Daniel Weinberg, who used to represent me in L.A., told me that a lot of collectors he worked with over the years who only collected Minimalism or geometric abstraction would buy my work and it would be the first time they strayed from their formalist collection. And some people who are more inclined to figurative work or narrative work are very turned off by my painting.
Another thing you’ve acknowledged before is that there’s an absurd quality to your exercises of painstakingly painting furs and beads. It’s quite meticulous. How do you stay sane?
I do acknowledge that it’s ridiculous. That’s partly what makes it so interesting. But this very focused, daily painting routine is what keeps me sane. It requires a certain kind of temperament and patience. It’s not mechanical. It’s not a repetitive process. I paint from life. I’m looking at the actual object very closely and very carefully. I’m focusing my attention on each individual bead or sequin or strand of fur. I’m actually painting a particular sequin, the way it tilts or recedes, the way it catches the light. The same is true of the fur. I don’t generalize. This requires a very intense focus.
You suggested earlier that your paintings conflate erotic and pictorial desire, which is a very specific combination. Are there other conflations you see at work?

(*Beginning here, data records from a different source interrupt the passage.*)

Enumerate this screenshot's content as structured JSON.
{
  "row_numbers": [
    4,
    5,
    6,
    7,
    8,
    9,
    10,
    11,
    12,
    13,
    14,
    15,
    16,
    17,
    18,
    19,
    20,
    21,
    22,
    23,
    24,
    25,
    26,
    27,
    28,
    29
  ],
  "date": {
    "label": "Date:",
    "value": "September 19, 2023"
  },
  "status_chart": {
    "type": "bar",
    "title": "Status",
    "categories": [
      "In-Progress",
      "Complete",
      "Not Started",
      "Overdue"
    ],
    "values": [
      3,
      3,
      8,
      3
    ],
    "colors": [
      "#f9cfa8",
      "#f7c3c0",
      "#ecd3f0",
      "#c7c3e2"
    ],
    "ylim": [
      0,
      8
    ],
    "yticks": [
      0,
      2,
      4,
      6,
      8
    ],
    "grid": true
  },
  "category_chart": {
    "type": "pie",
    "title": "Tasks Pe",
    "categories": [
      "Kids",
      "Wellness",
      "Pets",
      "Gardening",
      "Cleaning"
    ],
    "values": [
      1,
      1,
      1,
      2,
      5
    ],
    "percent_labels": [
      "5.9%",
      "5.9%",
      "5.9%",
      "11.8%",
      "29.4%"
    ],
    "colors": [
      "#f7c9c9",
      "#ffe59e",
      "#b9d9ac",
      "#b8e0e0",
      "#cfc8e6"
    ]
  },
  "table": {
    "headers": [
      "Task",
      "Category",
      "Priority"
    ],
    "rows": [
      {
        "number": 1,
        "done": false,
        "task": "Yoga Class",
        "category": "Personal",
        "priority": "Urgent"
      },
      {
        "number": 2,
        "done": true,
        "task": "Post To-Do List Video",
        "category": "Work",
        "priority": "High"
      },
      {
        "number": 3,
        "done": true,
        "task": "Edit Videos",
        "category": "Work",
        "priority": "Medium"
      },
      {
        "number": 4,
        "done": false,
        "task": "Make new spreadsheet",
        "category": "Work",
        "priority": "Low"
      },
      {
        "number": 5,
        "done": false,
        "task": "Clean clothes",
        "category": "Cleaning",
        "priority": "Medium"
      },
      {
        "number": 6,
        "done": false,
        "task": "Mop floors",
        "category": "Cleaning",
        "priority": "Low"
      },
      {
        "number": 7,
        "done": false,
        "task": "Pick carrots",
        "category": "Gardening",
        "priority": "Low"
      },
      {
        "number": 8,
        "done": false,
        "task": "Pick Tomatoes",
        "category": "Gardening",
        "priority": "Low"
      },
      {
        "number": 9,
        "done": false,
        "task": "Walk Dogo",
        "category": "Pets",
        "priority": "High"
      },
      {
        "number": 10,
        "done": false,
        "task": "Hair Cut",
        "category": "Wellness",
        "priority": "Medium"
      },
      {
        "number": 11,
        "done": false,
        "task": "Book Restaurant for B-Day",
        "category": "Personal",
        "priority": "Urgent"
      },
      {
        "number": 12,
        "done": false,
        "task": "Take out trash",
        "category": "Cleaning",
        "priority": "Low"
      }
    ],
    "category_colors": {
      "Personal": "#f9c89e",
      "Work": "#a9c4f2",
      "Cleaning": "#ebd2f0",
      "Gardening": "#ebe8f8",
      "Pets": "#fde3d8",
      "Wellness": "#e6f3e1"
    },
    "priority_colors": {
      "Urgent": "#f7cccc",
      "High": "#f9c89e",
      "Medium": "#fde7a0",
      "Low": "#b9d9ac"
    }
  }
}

I love this question because it recognizes that my work hinges on the conflation of a number of things. We can talk about the conflation of the visual and the tactile; of image and object; of the represented surface versus the surface of the painting. But it’s more than just a conflation. It’s a kind of confusion that hopefully destabilizes some ways of seeing. The evocation of tactility in my work is heightened to such an extreme extent that sight and touch are indistinguishable. I like the word confusion to describe that because things get fused—fused and confused. The experience of my work has so much to do with these different combinations and confusions. I think that’s what gives the paintings their power.